7 years ago
Monday, November 24, 2008
Review: Mitsuko and Mozart
Last night I went to see the world acclaimed interpreter of Mozart, Mitsuko Uchida perform with the London Philharmonia. The program consisted of two Mozart piano concertos, No. 22 in A major and No. 24 in C minor, preceded by Igor Stravinsky's Apollon Musagète. What a pleasure it was to hear the dark and quirky yet less bold work of Stravinsky against the sublime and transcending musical perfection of Mozart!
Well, let's start with Apollon. I really enjoyed this performance. Originally a ballet in two scenes, the production is accompanied by strings only. It’s about the Greek god Apollo and 3 muses. Stravinsky achieves a great range of texture, though and this colour was accentuated masterfully by the ensemble's synergy. I reckon' the best way I would describe the effect of the music, was that it was transfixing. Sometimes I didn't quite know what was really happening, but I listened intently anyway! I think the violins needed to have some more guts when approaching dissonance. Sounds a bit harsh, but it wasn't that bad.
My only major complaint has nothing to do with the orchestra. At the beginning of the performance, we had the usual announcement say "please turn off phones, blah blah" (I think it was Ian McKellen) and then at the end was added, "and please, keep coughing to a minimum". Everyone had a giggle, but after the first break between movements, I could see why it was announced. The orchestra could not make a louder sound than the fortissimo coughing fit that erupted in the Royal Festival Hall. I mean, it was ridiculous. I understand that it's London, the weather is crappy, and everyone rides the Tube (which is like a cylinder of germs), but I CANNOT grasp how that many people with tickly throats, flu or the pneumonic plague can forget to bring a bottle of water or a cough drop!!!!! You might say, "Hang on Matt, at least they weren't coughing during the pieces"...
To me, in most works, the silence or space in between movements is part of the work. I use that space to absorb what has just happened, or maybe I won't be allowed to, for now, and the orchestra will just charge on. However, it's extremely hard to create that suspenseful or serene effect, when you have a symphony of irritated throats hacking away, or.....I'm going to say it.... a cacoughony.
Anyway, rant over. The piece was excellent and it was a nice choice to start the concert with that.
I'm going to kinda lump the two Mozart concertos together in this next bit, and look at Ms. Uchida's performance overall, because I fear this review is getting too long.
I should start by saying that the Concerto K. 491 in C minor is my favourite piano concerto of all time, and definitely one of my top pieces overall. So I came into this concert with high excitement, high hopes and from Highbury and Islington. I'm pleased to say that I was so very, very satisfied. I love the Concerto in A major (K. 488) also and studied it a couple of times in Uni (studied, not played).
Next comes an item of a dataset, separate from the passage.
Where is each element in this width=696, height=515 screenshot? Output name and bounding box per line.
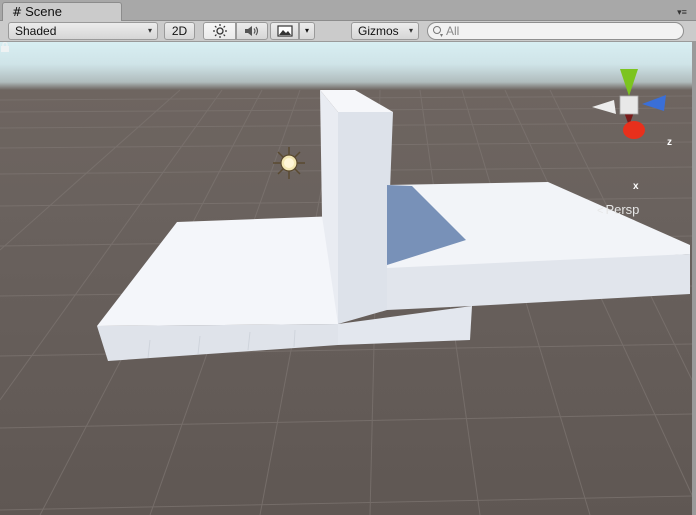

Mitsuko Uchida has been called the 'high priestess of Mozart' by many critics, and I can totally back that up. Uchida brings this wonderful kind of blissful elegance to Mozart. This is not all she brings though - try a bit of passion, fury and majesty on for size.
Uchida played the solo and directed the orchestra, just like old mate Amadeus used to do. I love this, and it is so inspiring to watch. Sometimes I thought there was unnecessary conducting in there, but it never really hindered Mitsuko's performance.
I have to say that Uchida has a gorgeous conducting style that is quite feminine. It's almost like dancing at times. When I say feminine, I mean it is something that a bloke couldn't pull off. Except Jackson (I can say that because I know he probably won't read this far).
Never having seen this work (K. 491) performed live, this was a really special treat for me. To hear things like the clarinet arpeggios, the flute mimicking the piano, the strings swaying and sweeping and an UNBELIEVABLE piano cadenza (please, someone tell me who wrote it) was heightened by the fact that I could see and feel it too. Bloody awesome!!
I'm going to leave it there, because I've rambled on for too long, but honestly, I could talk to you about this concert for houuuuurs.
If you haven't ever heard the 24th Piano Concerto, please listen to it sometime. Even if you don't like classical music, I would like to think that this is a piece that would make you appreciate the genre on a different level.
For recordings, you could listen to oh, I dunno....MITSUKO UCHIDA. Also Geza Anda is wonderful. Check it out.